According to the sources, CIA officers who subjected themselves to the water boarding technique lasted an average of 14 seconds before caving in. They said al Qaeda's toughest prisoner, Khalid Sheik Mohammed, won the admiration of interrogators when he was able to last between two and two-and-a-half minutes before begging to confess.
"The person believes they are being killed, and as such, it really amounts to a mock execution, which is illegal under international law," said John Sifton of Human Rights Watch.
The techniques are controversial among experienced intelligence agency and military interrogators. Many feel that a confession obtained this way is an unreliable tool. Two experienced officers have told ABC that there is little to be gained by these techniques that could not be more effectively gained by a methodical, careful, psychologically based interrogation. According to a classified report prepared by the CIA Inspector General John Helgerwon and issued in 2004, the techniques "appeared to constitute cruel, and degrading treatment under the (Geneva) convention," the New York Times reported on Nov. 9, 2005.

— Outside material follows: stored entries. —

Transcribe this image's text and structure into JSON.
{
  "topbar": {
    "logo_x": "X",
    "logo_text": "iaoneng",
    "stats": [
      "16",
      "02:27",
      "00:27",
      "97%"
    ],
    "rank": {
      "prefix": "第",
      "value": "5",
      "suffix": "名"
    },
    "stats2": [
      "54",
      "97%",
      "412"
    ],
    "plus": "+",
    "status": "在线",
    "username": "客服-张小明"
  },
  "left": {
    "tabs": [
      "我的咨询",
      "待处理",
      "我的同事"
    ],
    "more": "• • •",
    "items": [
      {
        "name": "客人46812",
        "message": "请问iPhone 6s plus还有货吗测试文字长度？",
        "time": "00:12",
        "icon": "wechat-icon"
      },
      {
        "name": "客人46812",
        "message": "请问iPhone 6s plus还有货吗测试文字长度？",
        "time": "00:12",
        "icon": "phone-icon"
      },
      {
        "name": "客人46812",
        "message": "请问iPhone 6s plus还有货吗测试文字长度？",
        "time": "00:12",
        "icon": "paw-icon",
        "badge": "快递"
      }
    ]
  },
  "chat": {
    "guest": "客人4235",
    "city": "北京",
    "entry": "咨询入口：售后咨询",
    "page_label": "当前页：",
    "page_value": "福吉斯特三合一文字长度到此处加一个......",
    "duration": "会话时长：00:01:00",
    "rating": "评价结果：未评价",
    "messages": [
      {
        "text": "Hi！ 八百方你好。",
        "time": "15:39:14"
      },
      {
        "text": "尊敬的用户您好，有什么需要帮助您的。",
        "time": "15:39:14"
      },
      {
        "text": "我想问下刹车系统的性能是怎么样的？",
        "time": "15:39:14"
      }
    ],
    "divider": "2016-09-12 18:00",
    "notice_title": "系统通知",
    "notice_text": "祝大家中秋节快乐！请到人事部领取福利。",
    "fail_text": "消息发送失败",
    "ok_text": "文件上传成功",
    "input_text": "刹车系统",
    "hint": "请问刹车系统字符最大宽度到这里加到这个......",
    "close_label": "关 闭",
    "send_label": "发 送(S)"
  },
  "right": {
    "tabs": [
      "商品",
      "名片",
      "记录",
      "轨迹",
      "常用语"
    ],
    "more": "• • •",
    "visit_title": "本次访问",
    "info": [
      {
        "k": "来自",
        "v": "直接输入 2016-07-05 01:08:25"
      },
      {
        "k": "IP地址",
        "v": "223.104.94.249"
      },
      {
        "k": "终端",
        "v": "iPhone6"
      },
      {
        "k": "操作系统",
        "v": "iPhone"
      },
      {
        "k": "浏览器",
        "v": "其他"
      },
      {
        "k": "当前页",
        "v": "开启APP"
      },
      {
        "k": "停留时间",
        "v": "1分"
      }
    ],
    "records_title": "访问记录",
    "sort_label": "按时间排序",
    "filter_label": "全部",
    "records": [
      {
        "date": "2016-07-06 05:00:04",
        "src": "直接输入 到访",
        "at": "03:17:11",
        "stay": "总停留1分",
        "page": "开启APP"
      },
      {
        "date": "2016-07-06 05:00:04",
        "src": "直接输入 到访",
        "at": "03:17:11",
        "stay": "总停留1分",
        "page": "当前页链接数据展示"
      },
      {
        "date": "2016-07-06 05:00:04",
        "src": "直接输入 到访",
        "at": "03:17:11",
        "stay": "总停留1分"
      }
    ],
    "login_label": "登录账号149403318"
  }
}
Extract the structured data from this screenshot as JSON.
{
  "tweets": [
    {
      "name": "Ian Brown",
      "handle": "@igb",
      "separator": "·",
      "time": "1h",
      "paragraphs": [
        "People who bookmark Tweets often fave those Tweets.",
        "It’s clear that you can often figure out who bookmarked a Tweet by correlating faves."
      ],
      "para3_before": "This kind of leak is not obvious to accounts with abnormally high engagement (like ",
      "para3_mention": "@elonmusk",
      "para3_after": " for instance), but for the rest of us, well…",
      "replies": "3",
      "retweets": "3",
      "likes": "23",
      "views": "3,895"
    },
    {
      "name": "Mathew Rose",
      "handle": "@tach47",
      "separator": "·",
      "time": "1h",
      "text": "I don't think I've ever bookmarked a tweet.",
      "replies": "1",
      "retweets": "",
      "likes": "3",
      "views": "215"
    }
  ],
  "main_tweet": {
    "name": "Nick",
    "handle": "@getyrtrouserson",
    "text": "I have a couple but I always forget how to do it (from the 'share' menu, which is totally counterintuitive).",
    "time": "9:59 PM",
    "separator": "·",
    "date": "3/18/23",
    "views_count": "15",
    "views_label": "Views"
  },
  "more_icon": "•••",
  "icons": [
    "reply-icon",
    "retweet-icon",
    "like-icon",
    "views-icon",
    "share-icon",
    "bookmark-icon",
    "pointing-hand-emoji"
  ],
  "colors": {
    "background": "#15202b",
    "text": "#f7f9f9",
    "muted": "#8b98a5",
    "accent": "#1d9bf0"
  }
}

It is "bad interrogation. I mean you can get anyone to confess to anything if the torture's bad enough," said former CIA officer Bob Baer.
Larry Johnson, a former CIA officer and a deputy director of the State Department's office of counterterrorism, recently wrote in the Los Angeles Times, "What real CIA field officers know firsthand is that it is better to build a relationship of trust … than to extract quick confessions through tactics such as those used by the Nazis and the Soviets."